アナ役のアナ・トレントは顔の1/3が瞳である。その大きな両の眼で何事も真摯に見つめる。彼女が興味を示したものはなぜか全て魅力的に見える。無邪気に幻想を交錯させるアナ。アナのかわいさあまりに神格化する僕の幻想。
ブンレツグランマへクリスマスプレゼントを渡しに、老人ホームに行く。赤の派手なシャツを喜んでくれた。痴呆で幼稚化が進んでいるせいか、かわいい服を好むようになっている。その固執が著しい。何着か持っていても、気に入っている服を毎日着る。食事も好き嫌いが激しくなってきた。それでも口八丁の健在ぶりが頼もしい。

家に戻るとソウウツシニアが来ている。教室で学んだ覚えたての料理をもてなしてくれた。帰り際、年末ドライブに行こうと誘われる。全くもって気味の悪い話だ。しかし考えようによっては面白いかもしれない。こんな年齢になって父子二人で密室の中、何を企んでいるか知れたものではないが、稀な思い出になりそうだ。
ラストシーン、暗幕に変わるタイミングが自分の意思とピタリはまる映画は、それだけで全てが良くなる。塚本晋也監督作品は陰鬱さや得体の知れない恐怖に溢れていて、本作もそれが該当した。しかし、今回は不気味さの中で普遍的に美しい場景を挟んできた。そしてラストが僕と呼吸が合い、なんとも心地よい。
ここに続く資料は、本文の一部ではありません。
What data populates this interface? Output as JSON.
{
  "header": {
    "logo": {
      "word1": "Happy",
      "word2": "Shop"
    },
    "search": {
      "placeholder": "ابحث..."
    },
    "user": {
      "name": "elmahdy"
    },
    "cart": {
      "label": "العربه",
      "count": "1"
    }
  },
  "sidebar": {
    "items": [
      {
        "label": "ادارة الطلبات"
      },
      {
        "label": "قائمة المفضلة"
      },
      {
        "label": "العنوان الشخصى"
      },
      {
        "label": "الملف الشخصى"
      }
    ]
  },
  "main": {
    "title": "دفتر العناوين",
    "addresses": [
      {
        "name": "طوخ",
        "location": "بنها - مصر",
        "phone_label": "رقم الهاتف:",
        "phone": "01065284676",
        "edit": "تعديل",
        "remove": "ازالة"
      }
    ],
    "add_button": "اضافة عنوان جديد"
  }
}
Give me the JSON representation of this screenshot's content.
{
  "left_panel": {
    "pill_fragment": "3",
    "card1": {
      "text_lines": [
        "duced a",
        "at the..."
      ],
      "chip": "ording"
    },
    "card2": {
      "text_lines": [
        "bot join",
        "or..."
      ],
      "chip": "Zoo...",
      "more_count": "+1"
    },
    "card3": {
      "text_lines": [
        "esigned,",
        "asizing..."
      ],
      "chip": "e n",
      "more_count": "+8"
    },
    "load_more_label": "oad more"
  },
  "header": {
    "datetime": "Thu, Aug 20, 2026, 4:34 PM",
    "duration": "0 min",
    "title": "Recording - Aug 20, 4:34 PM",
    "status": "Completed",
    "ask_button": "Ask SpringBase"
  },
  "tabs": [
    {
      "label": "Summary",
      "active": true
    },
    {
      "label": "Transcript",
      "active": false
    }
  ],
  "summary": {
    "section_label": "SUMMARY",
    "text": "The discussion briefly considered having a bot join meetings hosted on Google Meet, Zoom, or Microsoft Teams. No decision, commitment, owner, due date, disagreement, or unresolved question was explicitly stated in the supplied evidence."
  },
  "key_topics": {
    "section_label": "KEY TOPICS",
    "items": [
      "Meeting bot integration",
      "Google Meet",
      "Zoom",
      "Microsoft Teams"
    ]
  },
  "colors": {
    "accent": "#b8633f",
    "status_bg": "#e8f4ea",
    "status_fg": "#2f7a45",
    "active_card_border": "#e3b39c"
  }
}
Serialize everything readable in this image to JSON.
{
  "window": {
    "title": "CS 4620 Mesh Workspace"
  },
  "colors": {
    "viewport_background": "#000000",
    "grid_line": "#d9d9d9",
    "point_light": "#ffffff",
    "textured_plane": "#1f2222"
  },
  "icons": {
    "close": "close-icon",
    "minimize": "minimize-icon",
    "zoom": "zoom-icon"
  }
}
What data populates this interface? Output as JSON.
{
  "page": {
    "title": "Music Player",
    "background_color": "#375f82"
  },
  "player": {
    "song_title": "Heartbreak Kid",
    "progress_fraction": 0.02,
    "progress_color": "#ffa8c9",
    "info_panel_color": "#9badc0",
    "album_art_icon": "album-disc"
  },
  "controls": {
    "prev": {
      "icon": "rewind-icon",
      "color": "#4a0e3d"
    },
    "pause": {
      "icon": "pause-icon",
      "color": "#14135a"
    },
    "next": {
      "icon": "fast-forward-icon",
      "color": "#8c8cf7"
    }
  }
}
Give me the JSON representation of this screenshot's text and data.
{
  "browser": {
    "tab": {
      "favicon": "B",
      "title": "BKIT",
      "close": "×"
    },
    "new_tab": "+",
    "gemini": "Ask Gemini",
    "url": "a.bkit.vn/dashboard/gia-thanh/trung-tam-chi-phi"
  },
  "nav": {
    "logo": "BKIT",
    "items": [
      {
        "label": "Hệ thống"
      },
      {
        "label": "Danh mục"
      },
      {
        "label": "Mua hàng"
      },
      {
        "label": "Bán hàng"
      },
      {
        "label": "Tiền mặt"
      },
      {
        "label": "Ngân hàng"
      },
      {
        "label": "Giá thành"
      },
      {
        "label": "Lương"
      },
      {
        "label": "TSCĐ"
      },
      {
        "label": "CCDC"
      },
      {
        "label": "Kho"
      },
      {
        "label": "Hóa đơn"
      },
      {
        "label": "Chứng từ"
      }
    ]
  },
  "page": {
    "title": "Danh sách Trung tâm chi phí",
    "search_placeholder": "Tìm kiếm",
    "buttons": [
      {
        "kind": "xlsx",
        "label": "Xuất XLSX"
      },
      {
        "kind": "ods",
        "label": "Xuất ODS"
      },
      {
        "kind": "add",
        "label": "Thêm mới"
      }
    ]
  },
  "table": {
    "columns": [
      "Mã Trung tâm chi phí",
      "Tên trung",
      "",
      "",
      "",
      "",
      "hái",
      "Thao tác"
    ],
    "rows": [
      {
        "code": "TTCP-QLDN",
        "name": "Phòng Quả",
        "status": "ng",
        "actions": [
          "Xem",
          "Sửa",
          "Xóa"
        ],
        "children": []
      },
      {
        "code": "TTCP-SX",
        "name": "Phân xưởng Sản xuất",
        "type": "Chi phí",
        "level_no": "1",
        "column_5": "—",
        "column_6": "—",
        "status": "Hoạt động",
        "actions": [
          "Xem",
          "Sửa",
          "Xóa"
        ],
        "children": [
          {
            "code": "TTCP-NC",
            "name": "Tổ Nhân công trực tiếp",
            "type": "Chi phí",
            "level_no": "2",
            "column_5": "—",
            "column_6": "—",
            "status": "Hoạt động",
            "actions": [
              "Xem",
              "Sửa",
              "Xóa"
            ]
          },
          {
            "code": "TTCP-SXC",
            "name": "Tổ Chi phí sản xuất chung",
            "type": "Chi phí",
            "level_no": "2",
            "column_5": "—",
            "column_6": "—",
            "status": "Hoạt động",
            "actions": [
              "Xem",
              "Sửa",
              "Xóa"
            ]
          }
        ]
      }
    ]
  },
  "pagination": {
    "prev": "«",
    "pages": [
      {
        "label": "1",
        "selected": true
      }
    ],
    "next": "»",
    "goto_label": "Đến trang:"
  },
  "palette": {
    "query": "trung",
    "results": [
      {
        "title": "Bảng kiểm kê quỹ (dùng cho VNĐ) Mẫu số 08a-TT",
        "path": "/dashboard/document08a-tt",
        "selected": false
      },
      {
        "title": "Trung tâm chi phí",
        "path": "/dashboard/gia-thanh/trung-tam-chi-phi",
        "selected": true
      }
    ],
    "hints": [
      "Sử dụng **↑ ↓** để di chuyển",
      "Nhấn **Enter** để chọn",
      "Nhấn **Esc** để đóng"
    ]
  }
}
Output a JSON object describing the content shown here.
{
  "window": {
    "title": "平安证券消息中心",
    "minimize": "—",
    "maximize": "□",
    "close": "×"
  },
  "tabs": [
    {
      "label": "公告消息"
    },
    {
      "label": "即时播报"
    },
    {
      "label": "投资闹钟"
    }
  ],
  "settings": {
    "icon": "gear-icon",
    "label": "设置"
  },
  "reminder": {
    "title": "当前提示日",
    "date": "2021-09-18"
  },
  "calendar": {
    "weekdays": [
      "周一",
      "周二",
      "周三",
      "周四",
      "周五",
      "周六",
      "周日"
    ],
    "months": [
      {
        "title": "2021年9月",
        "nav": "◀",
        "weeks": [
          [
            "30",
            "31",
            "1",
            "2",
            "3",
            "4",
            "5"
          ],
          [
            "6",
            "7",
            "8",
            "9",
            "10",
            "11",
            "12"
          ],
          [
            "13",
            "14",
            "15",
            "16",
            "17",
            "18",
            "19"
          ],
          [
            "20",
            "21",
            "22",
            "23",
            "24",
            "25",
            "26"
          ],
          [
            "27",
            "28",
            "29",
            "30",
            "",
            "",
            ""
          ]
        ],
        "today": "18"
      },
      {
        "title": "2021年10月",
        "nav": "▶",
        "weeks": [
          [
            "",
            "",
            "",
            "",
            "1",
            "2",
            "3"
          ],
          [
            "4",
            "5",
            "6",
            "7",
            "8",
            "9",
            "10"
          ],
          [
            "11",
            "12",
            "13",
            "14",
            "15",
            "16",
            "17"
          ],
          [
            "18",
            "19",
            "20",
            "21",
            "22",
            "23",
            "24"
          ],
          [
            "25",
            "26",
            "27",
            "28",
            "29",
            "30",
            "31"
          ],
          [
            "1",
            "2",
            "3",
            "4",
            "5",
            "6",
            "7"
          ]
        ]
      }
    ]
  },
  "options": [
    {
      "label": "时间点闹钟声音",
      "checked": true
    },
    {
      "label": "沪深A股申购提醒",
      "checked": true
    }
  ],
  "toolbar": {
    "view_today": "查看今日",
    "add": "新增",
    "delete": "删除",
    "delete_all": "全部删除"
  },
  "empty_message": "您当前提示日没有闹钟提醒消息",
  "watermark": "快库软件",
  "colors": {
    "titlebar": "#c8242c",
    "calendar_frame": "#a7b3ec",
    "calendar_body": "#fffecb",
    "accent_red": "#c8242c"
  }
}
交通事故により記憶をなくした青年、高木博史。事故前は医大に通いながらも医者の道に進もうとしていなかったが、記憶を失ってからは解剖に没頭する。大学に再び入学した彼は、実習で腕に刺青が入った若い女性を解剖することになった。その検体は博史が付き合っていた恋人の涼子だった。博史の記憶が断片的に甦っていく。フラッシュバック。博史は涼子との交わりを見る。解剖を重ねるたびに涼子との日常が現れる。博史は狂気じみていく。どちらが現実なのかの区別がつかなくなってくる博史の心情を僕が汲み取れた。正確には博史に汲むことができなかったが、移入させようとするものがあった。

涼子を演じた柄本奈美はバレエダンサーで、なるほど南国の砂浜や廃墟で踊る姿がエキセントリックだ。異様に細い体の中に力がみなぎる。浅野忠信は言わずもがなの圧倒的な存在感で博史を熱演していた。今、邦画は彼と共にある。大学の授業風景、4人の教授が個性的な話し方と仕草で教鞭を執るシーン。彼らはこの場面にしか登場しない。本物の教授かと思い違いをさせるベテランの脇役がまことに面白い。

薄口志向

テレビでバラエティー番組をつけたら2時間近く見てしまった。とりたてて面白かったわけではない。ズルズルと見ていた感じ。引っ張るだけ引っ張っておいて、オチが大したことない。作り手の策略にはまってしまったわけである。CM明けにしても、少し戻って同じ映像を見せる手法がすっかり定着してしまっている。その番組のために撮られたビデオテープは、おそらく相当な量であろう。それを編集してなお同じ映像を流す。どれだけ薄くなっているのだ。面白さや質の高さより、いかにチャンネルを回させないか。製作側の意図がみえる。スイッチをこまめに入れないことが懸命だという結論に至った。

リズムの渇望

「Sunday Bloody Sunday」のドラムラインが頭にこびりついて離れなくなった。U2はここ数年聞いてないが、新作のPVを見てからこの現象が続いている。政治的にあついU2の中でも、故郷アイルランドを強く意識した「Bloody Sunday」を語るのはおこがましいので、それは止めておく。サンプラーで抜きとっていろいろ使いまわしたい欲求に駆られ、どうしよう。